Davis presents the case that the modern male is missing something essential in his development. His observations come from interacting with literally thousands of men within one of the world's largest membership organizations, Freemasonry. Based on these interactions, he developed a deep interest in what defines the modern male. He has also studied the work of experts in the fields of psychology and sociology.
The first half of the book covers important, broad social themes in America over the past 200 years. Davis brings us from the Heroic Artisan of our agrarian past to the Self-Made Man of the pre-Industrial Age through to our present day circumstances.
In the second half of the book, Davis makes the case that in order to become men, in the true and traditional sense of the word, they must learn to work together and socialize with other men. This is no "grab your drum and head out into the woods" sort of advice. Davis's ideas are straightforward and pragmatic. His "Seven Pillars of Success in Manhood" are a very focused list of actions that men can take in their daily lives to become better men.
Two of the most important subjects that Davis discusses are those of marriage and fatherhood. The challenges and rewards of being a husband and a father are great. As a husband of sixteen years and a father of three, this section was very profound for me. As Davis notes, too many of us had poor role models of what it means to be either a husband or a father. Rather than working on the issues that exist in these complex relationships, all too often men choose to simply walk away. Davis suggests this happens because these men are acting as they observed their fathers having acted. However, Davis is also quick to say that the modern man must rise above that if he is to grasp what it means to be a man. The road to the "mature masculine" is not the "easy road"; it is one of work, responsibility and perseverance.

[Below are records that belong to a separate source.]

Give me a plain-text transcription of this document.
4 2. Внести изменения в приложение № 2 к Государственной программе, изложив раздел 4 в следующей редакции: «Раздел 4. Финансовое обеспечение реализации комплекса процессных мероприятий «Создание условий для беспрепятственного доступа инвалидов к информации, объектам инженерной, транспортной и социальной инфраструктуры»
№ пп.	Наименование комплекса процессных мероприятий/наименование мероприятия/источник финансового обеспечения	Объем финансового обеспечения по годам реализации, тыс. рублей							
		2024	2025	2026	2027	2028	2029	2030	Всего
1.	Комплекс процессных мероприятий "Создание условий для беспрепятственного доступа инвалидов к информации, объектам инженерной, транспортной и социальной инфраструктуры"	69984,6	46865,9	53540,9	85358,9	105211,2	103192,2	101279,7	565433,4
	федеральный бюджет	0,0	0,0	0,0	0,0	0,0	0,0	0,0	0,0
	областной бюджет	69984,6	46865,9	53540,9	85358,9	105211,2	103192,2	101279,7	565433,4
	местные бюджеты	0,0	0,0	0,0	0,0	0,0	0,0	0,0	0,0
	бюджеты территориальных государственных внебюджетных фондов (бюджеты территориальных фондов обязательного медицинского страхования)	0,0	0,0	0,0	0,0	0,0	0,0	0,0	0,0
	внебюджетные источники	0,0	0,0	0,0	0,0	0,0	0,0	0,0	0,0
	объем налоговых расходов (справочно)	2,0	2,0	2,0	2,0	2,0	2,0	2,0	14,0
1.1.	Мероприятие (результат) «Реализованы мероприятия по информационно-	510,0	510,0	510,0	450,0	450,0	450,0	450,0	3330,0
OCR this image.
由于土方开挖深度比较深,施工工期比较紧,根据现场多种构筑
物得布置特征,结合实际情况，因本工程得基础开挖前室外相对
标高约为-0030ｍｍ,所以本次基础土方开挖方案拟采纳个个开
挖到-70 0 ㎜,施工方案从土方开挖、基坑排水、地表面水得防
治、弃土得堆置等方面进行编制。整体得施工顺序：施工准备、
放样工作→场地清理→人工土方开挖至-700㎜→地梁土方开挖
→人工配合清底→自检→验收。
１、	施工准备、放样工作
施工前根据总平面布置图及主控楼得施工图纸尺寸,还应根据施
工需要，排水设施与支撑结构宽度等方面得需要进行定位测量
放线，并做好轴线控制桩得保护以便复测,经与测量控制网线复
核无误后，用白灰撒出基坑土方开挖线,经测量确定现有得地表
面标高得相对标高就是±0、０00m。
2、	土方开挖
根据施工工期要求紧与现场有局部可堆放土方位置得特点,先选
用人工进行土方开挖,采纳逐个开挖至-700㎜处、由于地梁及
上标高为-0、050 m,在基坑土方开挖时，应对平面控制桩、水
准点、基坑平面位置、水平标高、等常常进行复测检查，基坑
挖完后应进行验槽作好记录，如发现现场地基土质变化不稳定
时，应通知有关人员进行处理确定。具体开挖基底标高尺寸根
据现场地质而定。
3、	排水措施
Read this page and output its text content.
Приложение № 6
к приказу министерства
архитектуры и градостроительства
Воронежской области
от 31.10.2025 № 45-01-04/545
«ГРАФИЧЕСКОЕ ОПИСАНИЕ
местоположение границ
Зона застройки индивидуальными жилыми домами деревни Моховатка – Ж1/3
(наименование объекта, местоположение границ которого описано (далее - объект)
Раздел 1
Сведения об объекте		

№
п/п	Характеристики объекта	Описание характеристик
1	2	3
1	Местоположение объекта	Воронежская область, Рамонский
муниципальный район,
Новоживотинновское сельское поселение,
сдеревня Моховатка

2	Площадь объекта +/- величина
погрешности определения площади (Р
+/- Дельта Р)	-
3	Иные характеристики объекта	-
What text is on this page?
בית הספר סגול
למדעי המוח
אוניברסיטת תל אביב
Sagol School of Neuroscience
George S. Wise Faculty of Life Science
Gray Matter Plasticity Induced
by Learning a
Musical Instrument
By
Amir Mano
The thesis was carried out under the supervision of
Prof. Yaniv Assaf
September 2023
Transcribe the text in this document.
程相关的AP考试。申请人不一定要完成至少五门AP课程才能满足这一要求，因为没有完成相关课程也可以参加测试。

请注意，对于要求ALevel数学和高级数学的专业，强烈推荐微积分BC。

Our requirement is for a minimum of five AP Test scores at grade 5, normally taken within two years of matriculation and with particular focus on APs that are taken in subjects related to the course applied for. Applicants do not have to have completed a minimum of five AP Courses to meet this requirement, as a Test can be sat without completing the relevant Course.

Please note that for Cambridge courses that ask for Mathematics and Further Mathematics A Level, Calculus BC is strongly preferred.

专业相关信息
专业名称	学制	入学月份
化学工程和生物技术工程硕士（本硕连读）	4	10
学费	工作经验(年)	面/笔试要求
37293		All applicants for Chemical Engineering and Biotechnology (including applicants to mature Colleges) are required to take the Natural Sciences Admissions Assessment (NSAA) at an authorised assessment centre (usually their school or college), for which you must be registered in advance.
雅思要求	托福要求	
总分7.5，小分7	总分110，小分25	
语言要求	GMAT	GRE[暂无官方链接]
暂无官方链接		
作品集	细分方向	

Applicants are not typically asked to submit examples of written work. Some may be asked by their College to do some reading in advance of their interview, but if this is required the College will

The final chapter of the book is a concise survey of the institution of Freemasonry. Davis is an active Mason. He discusses in detail how the world's oldest and largest fraternity might fit the needs of the modern man in his search to reach true maturity. Davis uses Freemasonry as an example of the types of male fraternal associations that can provide an outlet for men to build healthy relationships with other men in a setting that promotes fraternity, moral guidance and a safe harbor within which to develop more fully. However, there is no need for anyone to be a Mason to learn from this book.
In the main text and in the appendices, Davis describes Freemasonry as a journey to discover Self and build Character. He suggests that it is in the quiet of the Masonic lodge and not on the movie screen or basketball court from which the modern man can acquire their role models. Such a construct can provide access to the "Elders" who are so often missing in our lives. These "Elders" can provide guidance and examples of maturity where it is so often needed.
From a Masonic standpoint, this is a book that every aspiring Grand Master should read several times before he embarks on a "membership" program. There is a need in the American society for institutions that can assist men in achieving the "mature masculine", as Davis describes it. The institution that figures out how to deliver the solutions to the ills that Davis describes will not have a "membership problem" any time soon -- except for the wonderful problem of how to handle all the new members.
You won't agree with everything he has to say. But there is no denying that this book has plenty of good old-fashioned metaphorical rare meat for a man to chew on and draw nourishment from.